Timestamp-Based Snapshots v3.7

The Timestamp-Based Snapshots feature of 2ndQPostgres allows reading data in a consistent manner via a user-specified timestamp rather than the usual MVCC snapshot. This can be used to access data on different BDR nodes at a common point-in-time; for example, as a way to compare data on multiple nodes for data quality checking. At this time, this feature does not work with write transactions.

Note

This feature is currently only available on EDB Postgres Extended.

The use of timestamp-based snapshots are enabled via the snapshot_timestamp parameter; this accepts either a timestamp value or a special value, 'current', which represents the current timestamp (now). If snapshot_timestamp is set, queries will use that timestamp to determine visibility of rows, rather than the usual MVCC semantics.

For example, the following query will return state of the customers table at 2018-12-08 02:28:30 GMT:

SET snapshot_timestamp = '2018-12-08 02:28:30 GMT';
SELECT count(*) FROM customers;

In plain 2ndQPostgres, this only works with future timestamps or the above mentioned special 'current' value, so it cannot be used for historical queries (though that is on the longer-term roadmap).

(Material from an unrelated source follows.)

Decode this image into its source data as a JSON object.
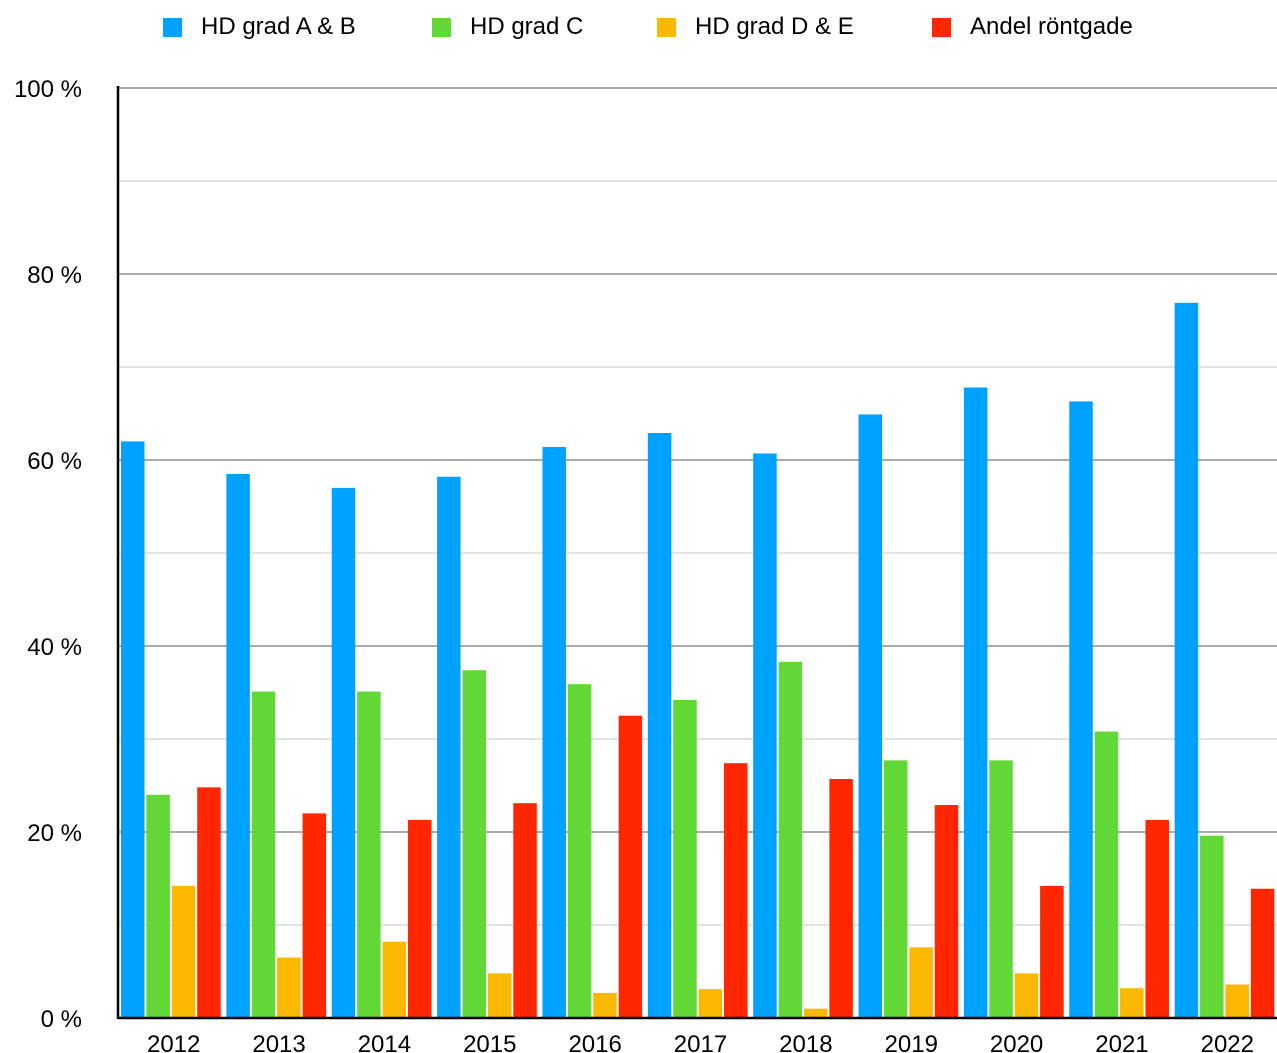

BDR works with and improves on that feature in a multi-node environment. Firstly, BDR will make sure that all connections to other nodes replicated any outstanding data that were added to the database before the specified timestamp, so that the timestamp-based snapshot is consistent across the whole multi-master group. Secondly, BDR adds an additional parameter called bdr.timestamp_snapshot_keep. This specifies a window of time during which queries can be executed against the recent history on that node.

You can specify any interval, but be aware that VACUUM (including autovacuum) will not clean dead rows that are newer than up to twice the specified interval. This also means that transaction ids will not be freed for the same amount of time. As a result, using this can leave more bloat in user tables. Initially, we recommend 10 seconds as a typical setting, though you may wish to change that as needed.

Note that once the query has been accepted for execution, the query may run for longer than bdr.timestamp_snapshot_keep without problem, just as normal.

Also please note that info about how far the snapshots were kept does not survive server restart, so the oldest usable timestamp for the timestamp-based snapshot is the time of last restart of the PostgreSQL instance.

One can combine the use of bdr.timestamp_snapshot_keep with the postgres_fdw extension to get a consistent read across multiple nodes in a BDR group. This can be used to run parallel queries across nodes, when used in conjunction with foreign tables.

There are no limits on the number of nodes in a multi-node query when using this feature.

Use of timestamp-based snapshots does not increase inter-node traffic or bandwidth. Only the timestamp value is passed in addition to query data.